A large snowy mountain viewed on a clear day
Dave Bass
Denali viewed from Talkeetna on March 8, 2025.

WASHINGTON — The federal government’s official name for North America’s tallest peak is Mount McKinley.

President Trump reinstated the moniker on Day 1 of his second term with an executive order entitled “Restoring Names that Honor American Greatness.”

But Sen. Lisa Murkowski is trying to re-restore a much older name.

“We have called it, this mountain, Denali in Alaska for decades, generations,” she said at a Senate hearing Tuesday. “The Koyukon Athabascan have called it, referred to it, as Denali for millennia.”

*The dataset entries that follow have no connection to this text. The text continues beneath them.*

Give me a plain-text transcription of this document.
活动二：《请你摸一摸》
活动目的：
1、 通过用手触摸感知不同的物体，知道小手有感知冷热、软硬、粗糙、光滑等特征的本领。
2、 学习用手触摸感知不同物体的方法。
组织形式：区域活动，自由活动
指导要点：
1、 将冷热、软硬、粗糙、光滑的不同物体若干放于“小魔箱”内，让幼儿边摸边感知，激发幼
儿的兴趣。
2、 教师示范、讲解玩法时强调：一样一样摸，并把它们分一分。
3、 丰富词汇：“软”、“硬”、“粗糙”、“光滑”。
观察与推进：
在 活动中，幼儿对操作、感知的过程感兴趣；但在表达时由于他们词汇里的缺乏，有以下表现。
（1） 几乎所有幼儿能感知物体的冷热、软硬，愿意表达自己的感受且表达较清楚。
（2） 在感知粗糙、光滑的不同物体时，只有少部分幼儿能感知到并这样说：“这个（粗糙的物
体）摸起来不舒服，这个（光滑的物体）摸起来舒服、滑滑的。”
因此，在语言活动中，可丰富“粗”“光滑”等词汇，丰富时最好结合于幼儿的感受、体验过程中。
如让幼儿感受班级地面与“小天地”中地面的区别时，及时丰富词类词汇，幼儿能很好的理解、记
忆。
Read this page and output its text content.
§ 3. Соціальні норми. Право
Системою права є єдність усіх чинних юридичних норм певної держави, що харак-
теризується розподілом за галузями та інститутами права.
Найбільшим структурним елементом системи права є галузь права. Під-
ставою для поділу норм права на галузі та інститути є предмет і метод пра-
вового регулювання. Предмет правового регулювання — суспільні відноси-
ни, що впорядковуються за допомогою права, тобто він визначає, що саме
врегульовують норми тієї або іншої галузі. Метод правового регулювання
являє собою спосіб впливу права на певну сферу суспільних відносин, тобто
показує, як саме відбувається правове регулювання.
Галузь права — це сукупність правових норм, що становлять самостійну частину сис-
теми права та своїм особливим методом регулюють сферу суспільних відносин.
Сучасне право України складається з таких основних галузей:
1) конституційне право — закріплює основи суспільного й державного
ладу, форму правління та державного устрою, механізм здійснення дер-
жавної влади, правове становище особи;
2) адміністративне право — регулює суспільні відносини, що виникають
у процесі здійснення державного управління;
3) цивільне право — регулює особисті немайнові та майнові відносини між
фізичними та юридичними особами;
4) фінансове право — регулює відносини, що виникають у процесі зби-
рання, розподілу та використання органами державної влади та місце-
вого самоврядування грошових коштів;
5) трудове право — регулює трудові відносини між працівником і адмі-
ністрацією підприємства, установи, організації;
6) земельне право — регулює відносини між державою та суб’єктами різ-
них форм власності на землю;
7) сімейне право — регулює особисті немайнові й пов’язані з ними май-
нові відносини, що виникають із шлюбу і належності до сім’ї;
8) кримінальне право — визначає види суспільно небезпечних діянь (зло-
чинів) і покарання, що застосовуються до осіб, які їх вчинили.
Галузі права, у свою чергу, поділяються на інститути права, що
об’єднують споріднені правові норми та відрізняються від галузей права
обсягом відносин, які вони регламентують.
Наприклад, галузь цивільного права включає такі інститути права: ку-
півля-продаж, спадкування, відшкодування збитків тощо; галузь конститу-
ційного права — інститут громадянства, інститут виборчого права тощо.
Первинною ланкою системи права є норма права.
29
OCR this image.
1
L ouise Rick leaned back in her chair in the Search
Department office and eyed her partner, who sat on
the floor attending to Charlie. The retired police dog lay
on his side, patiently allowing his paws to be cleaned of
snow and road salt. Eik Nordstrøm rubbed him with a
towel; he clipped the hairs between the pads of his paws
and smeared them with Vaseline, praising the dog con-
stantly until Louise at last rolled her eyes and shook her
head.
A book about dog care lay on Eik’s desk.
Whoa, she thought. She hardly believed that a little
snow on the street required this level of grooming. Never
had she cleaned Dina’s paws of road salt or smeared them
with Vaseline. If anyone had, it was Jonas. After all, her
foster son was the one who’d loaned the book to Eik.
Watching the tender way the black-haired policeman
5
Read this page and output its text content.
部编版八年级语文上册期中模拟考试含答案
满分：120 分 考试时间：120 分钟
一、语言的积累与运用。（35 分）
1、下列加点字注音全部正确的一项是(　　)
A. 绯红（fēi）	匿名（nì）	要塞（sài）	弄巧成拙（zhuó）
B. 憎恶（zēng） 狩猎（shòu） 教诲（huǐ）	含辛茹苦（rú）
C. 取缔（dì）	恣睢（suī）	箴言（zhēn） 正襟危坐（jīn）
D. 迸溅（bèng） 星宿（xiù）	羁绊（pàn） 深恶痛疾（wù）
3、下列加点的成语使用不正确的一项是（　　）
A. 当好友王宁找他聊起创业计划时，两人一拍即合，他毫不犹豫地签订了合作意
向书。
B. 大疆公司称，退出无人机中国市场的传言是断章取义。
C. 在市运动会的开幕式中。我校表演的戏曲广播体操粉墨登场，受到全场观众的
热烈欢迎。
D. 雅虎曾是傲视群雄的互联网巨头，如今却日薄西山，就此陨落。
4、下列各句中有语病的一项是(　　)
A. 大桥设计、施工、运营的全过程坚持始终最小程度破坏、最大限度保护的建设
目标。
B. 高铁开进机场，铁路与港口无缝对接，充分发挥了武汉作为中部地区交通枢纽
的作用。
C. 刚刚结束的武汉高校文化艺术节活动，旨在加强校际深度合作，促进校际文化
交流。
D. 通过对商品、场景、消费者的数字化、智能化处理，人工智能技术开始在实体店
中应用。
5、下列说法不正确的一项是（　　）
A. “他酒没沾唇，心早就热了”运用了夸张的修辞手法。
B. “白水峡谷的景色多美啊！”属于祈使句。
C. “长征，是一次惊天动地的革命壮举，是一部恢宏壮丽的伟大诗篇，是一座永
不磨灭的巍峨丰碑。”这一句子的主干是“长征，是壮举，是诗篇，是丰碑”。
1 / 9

Murkowski has sponsored a bill that would nullify Trump’s name change, and change the official name back to Denali, which is often translated as “The Great One.” Alaskans feel strongly about it, she said.

“This is about respecting the original stewards of the land who gave this fitting name,” she said.

President William McKinley has no particular connection to Alaska and never visited, Murkowski noted.

A prospector named the mountain for him, and the government adopted it officially in 1901. The appellation stuck for the rest of the 20th century, despite a petition from the state of Alaska in the 1970s in favor of Denali. Murkowski and the rest of the Alaska delegation to Congress sponsored Denali bills year after year but the delegation from McKinley’s home state —Ohio — blocked them. President Obama finally stepped in and ordered the name changed in 2015. That held for a decade, until Trump changed it back.

Murkowski said her Denali bill is not meant to diminish President McKinley or his contributions to the country. And, she said, he won’t go un-honored.

“You've got the McKinley national memorial, the National McKinley Birthplace Memorial, the McKinley Presidential Library Museum,” she said. “You've got statues in Ohio, Hawaii, Illinois, among others. So this is nothing against our former president.”

An Interior Department witness at the hearing said the administration opposes the name restoration because it conflicts with Trump’s executive order on the mountain’s name.

Sen. Dan Sullivan co-sponsored Murkowski’s bill, as did three Democratic senators. Its prospects are uncertain. It could be negotiated into a package of bills containing the home-state priorities of other senators. Or it could be added to must-pass legislation. But if Trump insists on keeping the name McKinley, it’s not clear a sufficient number of Republicans in Congress would cross him.